From: Andy Lutomirski
Date: Wed Jan 27 2016 - 00:23:44 EST


On Tue, Jan 26, 2016 at 8:17 PM, Matthew Wilcox <willy@xxxxxxxxxxxxxxx> wrote:
> On Mon, Jan 25, 2016 at 09:38:19AM -0800, Andy Lutomirski wrote:
>> On Mon, Jan 25, 2016 at 9:25 AM, Matthew Wilcox
>> <matthew.r.wilcox@xxxxxxxxx> wrote:
>> > From: Matthew Wilcox <willy@xxxxxxxxxxxxxxx>
>> >
>> > When we handle a write-fault on a DAX mapping, we currently insert a
>> > read-only mapping and then take the page fault again to convert it to
>> > a writable mapping. This is necessary for the case where we cover a
>> > hole with a read-only zero page, but when we have a data block already
>> > allocated, it is inefficient.
>> >
>> > Use the recently added vmf_insert_pfn_prot() to insert a writable mapping,
>> > even though the default VM flags say to use a read-only mapping.
>>
>> Conceptually, I like this. Do you need to make sure to do all the
>> do_wp_page work, though? (E.g. we currently update mtime in there.
>> Some day I'll fix that, but it'll be replaced with a set_bit to force
>> a deferred mtime update.)
>
> We update mtime in the ->fault handler of filesystems which support DAX
> like this:
>
> if (vmf->flags & FAULT_FLAG_WRITE) {
> sb_start_pagefault(inode->i_sb);
> file_update_time(vma->vm_file);
> }
>
> so I think we're covered.

Sounds good.

On second reading, though, what ensures that the vm is
VM_WRITE|VM_SHARED? If nothing else, some nice comments might help.

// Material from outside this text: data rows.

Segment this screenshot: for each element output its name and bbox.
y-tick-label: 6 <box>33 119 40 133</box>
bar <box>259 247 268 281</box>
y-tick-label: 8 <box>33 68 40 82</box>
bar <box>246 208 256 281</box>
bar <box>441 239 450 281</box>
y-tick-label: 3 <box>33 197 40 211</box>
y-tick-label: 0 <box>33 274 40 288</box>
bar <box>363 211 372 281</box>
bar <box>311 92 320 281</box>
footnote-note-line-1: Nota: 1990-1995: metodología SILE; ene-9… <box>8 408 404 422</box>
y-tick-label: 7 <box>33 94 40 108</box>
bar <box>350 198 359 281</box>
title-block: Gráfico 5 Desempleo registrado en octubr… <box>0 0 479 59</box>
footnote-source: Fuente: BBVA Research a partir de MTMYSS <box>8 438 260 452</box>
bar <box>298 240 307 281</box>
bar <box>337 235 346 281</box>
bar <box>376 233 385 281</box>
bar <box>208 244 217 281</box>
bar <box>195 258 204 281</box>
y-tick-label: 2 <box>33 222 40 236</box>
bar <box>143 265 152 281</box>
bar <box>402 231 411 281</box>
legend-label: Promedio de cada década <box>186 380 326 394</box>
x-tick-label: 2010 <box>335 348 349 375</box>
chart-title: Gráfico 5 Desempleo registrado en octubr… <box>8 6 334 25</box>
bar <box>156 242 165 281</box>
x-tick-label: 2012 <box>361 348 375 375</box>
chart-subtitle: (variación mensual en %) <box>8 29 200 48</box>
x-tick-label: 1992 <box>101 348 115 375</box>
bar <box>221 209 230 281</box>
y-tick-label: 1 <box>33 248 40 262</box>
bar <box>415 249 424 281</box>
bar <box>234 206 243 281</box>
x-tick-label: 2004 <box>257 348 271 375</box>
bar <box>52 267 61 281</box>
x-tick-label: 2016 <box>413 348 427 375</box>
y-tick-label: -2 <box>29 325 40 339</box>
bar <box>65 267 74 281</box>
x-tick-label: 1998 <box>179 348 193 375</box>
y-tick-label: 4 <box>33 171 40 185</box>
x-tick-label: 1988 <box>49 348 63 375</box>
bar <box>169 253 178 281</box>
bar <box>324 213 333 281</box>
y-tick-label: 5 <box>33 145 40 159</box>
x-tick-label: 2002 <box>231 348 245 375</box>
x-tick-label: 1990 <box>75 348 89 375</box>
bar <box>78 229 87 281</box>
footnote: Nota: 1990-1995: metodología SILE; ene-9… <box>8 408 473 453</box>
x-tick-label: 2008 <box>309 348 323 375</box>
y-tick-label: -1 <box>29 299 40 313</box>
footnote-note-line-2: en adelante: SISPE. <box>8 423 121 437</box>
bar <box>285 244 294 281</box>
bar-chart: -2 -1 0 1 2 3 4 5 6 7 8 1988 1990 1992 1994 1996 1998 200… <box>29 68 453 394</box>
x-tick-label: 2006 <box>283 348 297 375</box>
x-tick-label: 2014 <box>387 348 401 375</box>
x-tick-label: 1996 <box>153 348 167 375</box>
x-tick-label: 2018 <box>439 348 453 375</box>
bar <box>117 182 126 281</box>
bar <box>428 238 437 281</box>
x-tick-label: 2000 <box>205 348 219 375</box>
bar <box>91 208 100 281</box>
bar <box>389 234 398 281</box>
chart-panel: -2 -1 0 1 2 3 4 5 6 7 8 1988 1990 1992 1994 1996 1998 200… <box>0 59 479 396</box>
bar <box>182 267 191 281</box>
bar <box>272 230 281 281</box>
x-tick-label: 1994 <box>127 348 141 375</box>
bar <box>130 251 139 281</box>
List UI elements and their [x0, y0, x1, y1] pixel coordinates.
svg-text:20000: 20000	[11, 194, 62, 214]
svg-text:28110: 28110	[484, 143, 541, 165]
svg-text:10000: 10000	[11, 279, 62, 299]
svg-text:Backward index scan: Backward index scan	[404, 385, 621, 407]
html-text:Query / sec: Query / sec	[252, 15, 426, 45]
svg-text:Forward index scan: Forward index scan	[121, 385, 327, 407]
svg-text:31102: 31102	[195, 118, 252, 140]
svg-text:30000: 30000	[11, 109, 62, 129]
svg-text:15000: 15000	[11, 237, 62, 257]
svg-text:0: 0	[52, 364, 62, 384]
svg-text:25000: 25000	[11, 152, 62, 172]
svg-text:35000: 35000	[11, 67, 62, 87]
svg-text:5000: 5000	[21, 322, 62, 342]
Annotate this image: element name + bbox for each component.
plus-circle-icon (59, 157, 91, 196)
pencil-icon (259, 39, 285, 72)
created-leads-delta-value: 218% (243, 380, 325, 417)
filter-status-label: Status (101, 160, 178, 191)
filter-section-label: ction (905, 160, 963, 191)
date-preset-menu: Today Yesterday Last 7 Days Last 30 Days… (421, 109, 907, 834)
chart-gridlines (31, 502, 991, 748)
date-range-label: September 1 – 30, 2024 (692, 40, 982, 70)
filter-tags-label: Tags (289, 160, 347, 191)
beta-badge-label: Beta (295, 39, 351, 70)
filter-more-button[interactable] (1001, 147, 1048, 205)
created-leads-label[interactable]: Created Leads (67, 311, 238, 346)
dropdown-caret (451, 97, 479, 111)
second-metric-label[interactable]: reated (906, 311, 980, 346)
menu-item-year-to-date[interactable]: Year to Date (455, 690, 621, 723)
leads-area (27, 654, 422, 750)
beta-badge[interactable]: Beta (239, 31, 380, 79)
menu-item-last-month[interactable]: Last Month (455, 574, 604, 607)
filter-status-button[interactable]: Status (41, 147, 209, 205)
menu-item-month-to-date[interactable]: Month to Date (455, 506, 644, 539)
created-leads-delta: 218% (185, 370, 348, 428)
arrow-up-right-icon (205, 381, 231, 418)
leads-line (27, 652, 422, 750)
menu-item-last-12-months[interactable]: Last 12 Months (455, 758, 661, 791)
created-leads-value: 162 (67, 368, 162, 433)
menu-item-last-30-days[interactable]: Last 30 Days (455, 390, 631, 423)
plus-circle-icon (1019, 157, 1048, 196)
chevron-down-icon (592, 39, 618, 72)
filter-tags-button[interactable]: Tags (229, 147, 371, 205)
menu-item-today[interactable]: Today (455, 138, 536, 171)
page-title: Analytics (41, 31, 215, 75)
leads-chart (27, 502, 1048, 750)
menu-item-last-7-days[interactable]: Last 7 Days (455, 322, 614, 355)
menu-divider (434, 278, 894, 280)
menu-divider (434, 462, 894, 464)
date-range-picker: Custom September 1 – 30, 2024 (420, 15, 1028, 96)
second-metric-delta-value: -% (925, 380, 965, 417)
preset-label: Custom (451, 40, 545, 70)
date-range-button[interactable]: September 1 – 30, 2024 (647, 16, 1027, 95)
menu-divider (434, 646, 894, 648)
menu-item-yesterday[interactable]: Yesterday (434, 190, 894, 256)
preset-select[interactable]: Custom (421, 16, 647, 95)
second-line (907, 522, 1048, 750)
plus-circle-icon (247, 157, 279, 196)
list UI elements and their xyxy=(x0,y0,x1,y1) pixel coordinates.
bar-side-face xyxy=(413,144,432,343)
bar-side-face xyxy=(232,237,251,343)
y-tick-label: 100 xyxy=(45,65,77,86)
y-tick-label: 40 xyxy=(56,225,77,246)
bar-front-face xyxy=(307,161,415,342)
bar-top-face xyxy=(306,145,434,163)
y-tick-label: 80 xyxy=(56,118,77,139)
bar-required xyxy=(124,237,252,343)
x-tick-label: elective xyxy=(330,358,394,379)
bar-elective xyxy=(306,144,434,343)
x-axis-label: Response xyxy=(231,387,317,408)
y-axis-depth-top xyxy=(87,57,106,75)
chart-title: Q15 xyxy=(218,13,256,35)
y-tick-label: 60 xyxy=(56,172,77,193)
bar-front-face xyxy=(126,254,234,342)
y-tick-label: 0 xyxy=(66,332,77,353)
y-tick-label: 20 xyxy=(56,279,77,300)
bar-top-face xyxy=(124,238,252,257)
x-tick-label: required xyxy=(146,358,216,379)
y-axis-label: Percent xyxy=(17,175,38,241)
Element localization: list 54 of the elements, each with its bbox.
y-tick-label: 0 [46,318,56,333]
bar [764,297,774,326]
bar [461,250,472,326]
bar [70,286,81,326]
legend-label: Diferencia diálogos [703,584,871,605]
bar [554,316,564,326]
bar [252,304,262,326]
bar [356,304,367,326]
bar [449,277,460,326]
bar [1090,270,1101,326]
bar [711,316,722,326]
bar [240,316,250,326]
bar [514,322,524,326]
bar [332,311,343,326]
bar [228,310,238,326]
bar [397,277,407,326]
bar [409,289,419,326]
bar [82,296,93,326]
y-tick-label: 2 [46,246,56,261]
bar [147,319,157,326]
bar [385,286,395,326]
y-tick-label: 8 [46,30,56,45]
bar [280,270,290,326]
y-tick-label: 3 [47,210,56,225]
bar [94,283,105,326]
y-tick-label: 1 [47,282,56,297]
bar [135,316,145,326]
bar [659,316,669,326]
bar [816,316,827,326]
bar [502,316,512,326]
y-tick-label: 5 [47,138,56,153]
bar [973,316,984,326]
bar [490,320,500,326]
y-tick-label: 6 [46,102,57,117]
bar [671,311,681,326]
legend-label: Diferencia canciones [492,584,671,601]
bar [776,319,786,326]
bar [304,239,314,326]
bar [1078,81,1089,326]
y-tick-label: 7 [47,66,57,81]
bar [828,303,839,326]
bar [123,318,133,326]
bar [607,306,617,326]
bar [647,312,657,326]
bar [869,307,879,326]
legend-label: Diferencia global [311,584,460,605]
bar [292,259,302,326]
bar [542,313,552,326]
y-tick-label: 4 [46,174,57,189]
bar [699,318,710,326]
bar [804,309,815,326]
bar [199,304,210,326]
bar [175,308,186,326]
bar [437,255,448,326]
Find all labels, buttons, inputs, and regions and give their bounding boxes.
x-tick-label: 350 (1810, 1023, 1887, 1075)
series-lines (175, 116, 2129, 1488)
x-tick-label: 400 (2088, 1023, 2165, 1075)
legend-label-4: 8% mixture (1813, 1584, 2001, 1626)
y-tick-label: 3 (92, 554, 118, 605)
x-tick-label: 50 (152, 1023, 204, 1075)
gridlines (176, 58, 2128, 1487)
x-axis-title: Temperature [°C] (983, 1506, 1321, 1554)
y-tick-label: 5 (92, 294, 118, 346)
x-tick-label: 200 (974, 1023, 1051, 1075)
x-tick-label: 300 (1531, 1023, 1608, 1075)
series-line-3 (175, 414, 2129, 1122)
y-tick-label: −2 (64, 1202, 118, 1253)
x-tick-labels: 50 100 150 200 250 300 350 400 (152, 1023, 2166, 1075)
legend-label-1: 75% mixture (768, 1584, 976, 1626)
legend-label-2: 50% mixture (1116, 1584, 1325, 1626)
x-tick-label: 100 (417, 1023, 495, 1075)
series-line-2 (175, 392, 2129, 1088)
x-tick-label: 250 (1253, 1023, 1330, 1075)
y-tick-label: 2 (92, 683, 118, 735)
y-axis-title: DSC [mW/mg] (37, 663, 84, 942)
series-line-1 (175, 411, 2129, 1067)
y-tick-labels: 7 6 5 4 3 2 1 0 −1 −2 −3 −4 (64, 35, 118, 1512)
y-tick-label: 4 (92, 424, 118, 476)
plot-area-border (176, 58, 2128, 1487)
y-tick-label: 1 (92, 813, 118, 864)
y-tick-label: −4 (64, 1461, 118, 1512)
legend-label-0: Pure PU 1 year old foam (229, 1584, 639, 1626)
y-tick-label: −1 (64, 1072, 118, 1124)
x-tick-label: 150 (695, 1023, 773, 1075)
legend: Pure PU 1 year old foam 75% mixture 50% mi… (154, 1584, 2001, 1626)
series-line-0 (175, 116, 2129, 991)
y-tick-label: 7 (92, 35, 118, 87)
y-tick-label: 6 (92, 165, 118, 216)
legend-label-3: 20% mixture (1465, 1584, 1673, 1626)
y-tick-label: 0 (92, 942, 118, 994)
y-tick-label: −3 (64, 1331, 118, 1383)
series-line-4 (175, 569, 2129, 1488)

A WARN_ON_ONCE that the pgprot you're starting with is RO would be
nice if there's a generic way to do that. Actually, having a generic
pgprot_writable could make this less ugly.

Also, this optimization could be generalized, albeit a bit slower, by
having handle_pte_fault check if the inserted pte is read-only for a
write fault and continuing down the function to the wp_page logic.
After all, returning back to the arch entry code and retrying the
fault the old fashioned way is both very slow and has an outcome
that's known in advance.

--Andy